TEMPO.CO, Jakarta-Terduga teroris pembacok anggota Kepolisian Sektor Wonokromo, Surabaya, Imam Musthofa, mensurvei sejumlah lokasi sebelum melakukan penyerangan. Polisi mengatakan dia sempat berpura-pura melaporkan kehilangan untuk mengetahui kondisi di kantor polisi itu.
"Dia melakukan mapping ke beberapa sasaran," kata Kepala Biro Penerangan Masyarakat Divisi Humas Polri Brigadir Jenderal Dedi Prasetyo di kantornya, Jakarta, Senin, 19 Agustus 2019.
Dedi mengatakan Imam adalah lone wolf alias teroris yang tidak terafiliasi dengan jaringan teror. Imam mempelajari terorisme melalui video yang diakses di internet, salah satunya video pentolan teoris Aman Abdurrahman.
Sebelum melakukan aksinya, Imam berkeliling mencari calon sasaran. Dia mengamati keberadaan polisi lalu lintas dan sejumlah Polsek.

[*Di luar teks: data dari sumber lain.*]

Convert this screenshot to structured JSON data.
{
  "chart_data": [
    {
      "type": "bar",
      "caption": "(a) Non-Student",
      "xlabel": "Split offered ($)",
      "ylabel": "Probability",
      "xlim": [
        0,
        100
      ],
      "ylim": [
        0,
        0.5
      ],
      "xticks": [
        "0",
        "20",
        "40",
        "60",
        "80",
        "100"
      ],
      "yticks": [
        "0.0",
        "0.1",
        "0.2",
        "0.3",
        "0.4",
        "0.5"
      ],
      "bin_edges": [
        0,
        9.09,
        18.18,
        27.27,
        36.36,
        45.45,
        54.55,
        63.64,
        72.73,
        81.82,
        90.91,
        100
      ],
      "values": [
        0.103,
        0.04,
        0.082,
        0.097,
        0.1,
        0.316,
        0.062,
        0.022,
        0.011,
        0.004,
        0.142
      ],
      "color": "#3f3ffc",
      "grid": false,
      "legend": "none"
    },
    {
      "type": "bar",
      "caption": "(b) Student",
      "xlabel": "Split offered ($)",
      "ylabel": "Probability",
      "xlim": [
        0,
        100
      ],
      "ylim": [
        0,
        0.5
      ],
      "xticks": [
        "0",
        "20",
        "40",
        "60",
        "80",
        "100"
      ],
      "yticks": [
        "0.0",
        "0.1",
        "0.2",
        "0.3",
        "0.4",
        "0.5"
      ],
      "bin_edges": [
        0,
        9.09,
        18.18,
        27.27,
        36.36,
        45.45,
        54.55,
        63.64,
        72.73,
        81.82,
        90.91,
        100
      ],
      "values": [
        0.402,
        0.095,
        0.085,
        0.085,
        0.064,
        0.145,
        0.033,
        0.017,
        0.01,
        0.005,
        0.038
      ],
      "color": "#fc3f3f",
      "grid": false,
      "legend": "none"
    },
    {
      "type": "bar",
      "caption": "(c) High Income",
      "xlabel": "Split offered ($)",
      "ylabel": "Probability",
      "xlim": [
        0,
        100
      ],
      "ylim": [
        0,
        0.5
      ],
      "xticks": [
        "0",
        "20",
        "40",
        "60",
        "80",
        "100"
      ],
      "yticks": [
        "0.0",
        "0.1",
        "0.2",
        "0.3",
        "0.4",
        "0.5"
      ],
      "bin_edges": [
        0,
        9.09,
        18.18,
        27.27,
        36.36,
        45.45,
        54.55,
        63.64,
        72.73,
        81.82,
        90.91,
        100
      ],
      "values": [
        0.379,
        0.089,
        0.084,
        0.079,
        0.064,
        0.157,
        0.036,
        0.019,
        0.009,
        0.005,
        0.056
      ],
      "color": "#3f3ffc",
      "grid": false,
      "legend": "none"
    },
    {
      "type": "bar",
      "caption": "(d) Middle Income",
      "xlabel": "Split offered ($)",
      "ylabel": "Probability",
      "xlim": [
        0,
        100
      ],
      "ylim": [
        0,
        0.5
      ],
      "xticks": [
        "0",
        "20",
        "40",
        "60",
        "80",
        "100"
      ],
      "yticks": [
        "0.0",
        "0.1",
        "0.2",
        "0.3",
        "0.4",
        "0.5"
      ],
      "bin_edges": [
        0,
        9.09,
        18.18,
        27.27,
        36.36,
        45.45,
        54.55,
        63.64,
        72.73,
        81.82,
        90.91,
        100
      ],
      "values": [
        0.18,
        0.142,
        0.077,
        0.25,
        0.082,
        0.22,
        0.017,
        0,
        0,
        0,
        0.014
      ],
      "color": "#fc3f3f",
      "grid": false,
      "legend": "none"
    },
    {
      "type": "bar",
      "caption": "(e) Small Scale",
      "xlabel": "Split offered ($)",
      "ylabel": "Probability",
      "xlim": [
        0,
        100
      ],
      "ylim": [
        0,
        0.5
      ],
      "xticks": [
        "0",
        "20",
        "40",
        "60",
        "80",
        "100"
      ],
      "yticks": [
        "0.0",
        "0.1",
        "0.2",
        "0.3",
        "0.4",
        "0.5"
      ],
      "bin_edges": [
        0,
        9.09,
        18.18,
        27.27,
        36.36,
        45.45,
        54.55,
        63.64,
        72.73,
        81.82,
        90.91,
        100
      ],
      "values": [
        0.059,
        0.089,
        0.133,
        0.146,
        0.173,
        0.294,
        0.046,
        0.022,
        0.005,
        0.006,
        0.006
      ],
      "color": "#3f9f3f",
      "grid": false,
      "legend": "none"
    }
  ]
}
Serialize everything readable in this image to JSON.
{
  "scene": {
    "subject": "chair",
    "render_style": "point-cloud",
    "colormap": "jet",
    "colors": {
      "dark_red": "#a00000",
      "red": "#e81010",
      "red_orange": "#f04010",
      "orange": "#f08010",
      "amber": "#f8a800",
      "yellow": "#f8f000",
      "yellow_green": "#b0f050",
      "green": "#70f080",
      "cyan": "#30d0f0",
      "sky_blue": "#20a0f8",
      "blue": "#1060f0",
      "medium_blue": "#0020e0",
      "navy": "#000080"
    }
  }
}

Ia diduga sempat memilih perayaan 17 Agustus di Gedung Grahadi, Surabaya. Namun, ia mengurungkan niat karena penjagaan yang ketat.
Di Polsek Wonokromo, Imam datang sebanyak dua kali. Sehari sebelumnya, ia berpura-berpura melaporkan suatu kasus hanya untuk mengetahui kondisi di dalam Polsek itu. Ia diduga sengaja tak membawa identitas, sehingga keesokan harinya mesti kembali ke kantor itu.
Setelah melakukan survei, Dedi mengatakan Imam pergi ke pasar. Dia membeli pisau, celurit, ketapel dan kelereng. Esok harinya, ia kembali ke Polsek pura-pura melaporkan kehilangan. Sekitar pukul 17.00 WIB, Imam melakukan pembacokan kepada dua petugas jaga. Serangan itu membuat kedua polisi terluka. Sementara, Imam ditangkap dalam keadaan hidup.